Gov. Rick Scott earlier urged residents to make sure they had shelter ahead of the state's first hurricane in 11 years.
Image: Residents check on a flooded street  as Hurricane Hermine nears the Florida coast
Residents check on a flooded street before turning back as Hurricane Hermine nears the Florida coast, on Sept. 1, 2016, in Cedar Key, Fla. Tropical Storm Hermine strengthened into a hurricane Thursday and steamed toward Florida's Gulf Coast, where people put up shutters, nailed plywood across store windows and braced for the first direct hit on the state from a hurricane in over a decade.John Raoux / AP

Hurricane Hermine made landfall on Florida's northwest coast early Friday, toppling trees and utility lines, cutting power to tens of thousands and leaving at least one person dead.

The Category 1 hurricane roared ashore from the Gulf of Mexico near St. Marks, south of Tallahassee, with sustained winds of 80 mph at around 1:30 a.m. ET.

PHOTOS: Florida Surveys Damage After Hermine

It was downgraded to a tropical storm by 4:45 a.m. as it churned slowly toward the Carolinas. As of 11 a.m., Hermine was centered about 55 miles west-southwest of Savannah, Georgia, and moving northeast at 18 mph.

By 10 a.m. ET, more than 253,000 customers were without power in Florida, said Gov. Rick Scott, with Wakulla, Leon, Taylor, Hamilton, Jefferson and Madison counties widely affected.

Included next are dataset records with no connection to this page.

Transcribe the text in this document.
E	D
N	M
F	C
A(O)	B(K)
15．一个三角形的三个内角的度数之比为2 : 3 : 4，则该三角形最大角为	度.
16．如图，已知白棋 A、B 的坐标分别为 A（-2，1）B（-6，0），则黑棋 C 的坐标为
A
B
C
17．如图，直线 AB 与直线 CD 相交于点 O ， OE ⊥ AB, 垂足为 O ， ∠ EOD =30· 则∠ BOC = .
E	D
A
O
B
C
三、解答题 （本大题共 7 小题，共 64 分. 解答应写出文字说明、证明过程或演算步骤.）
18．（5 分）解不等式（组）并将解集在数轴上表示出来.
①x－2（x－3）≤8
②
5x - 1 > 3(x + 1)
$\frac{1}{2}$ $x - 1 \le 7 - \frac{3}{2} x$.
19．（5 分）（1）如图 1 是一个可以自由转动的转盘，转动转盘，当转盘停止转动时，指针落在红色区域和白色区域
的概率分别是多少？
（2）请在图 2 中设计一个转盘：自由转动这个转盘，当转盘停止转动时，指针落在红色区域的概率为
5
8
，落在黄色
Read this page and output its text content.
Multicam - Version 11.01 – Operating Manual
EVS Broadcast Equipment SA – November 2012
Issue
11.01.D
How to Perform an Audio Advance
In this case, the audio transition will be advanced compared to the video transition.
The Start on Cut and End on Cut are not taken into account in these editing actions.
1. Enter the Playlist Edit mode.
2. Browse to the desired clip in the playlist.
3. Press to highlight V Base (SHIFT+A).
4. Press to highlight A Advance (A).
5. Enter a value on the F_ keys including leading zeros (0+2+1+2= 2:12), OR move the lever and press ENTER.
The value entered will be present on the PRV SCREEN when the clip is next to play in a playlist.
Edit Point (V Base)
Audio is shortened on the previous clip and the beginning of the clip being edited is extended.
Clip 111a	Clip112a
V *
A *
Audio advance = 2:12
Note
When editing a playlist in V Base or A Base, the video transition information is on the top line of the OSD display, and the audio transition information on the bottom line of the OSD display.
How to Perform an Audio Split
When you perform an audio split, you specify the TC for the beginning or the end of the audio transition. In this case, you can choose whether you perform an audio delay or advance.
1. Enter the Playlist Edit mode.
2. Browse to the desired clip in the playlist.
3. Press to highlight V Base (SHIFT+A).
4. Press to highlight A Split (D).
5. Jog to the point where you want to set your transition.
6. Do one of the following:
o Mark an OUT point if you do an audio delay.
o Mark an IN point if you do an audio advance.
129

Scott said at a Friday morning news conference that one person was killed in Florida when a tree fell on a tent in a homeless camp in Marion County, south of Gainesville. The man was identified as John Mayes, 56, according to NBC affiliate WESH.

At least 20 residents of Pasco County, around 30 miles north of Tampa, had to be evacuated early Friday.

"There is a lot of flooding, a lot of trees down but nothing life-threatening," local official Tambrey Laine told NBC News.

Scott earlier urged residents along a stretch of the coast centered on the so-called Big Bend — the elbow where the state's peninsula meets the Panhandle — to secure food and water.

He also told them to make sure they had shelter ahead of the "life-threatening" hurricane — the first for the state since Wilma in 2005.

"You can rebuild a home. You can rebuild property," Scott said. "You cannot rebuild a life."

The National Weather Service said Hermine was expected to produce rainfall from 5 to 10 inches over much of northwest Florida and southern Georgia through Friday — with possible localized deluges of 20 inches.

A combination of a dangerous storm surge and rising tides will cause normally dry areas near the coast to be flooded, it added.

The NWS warned of "life-threatening inundation within the next 12 to 24 hours" along the Gulf Coast from Indian Pass to Longboat Key.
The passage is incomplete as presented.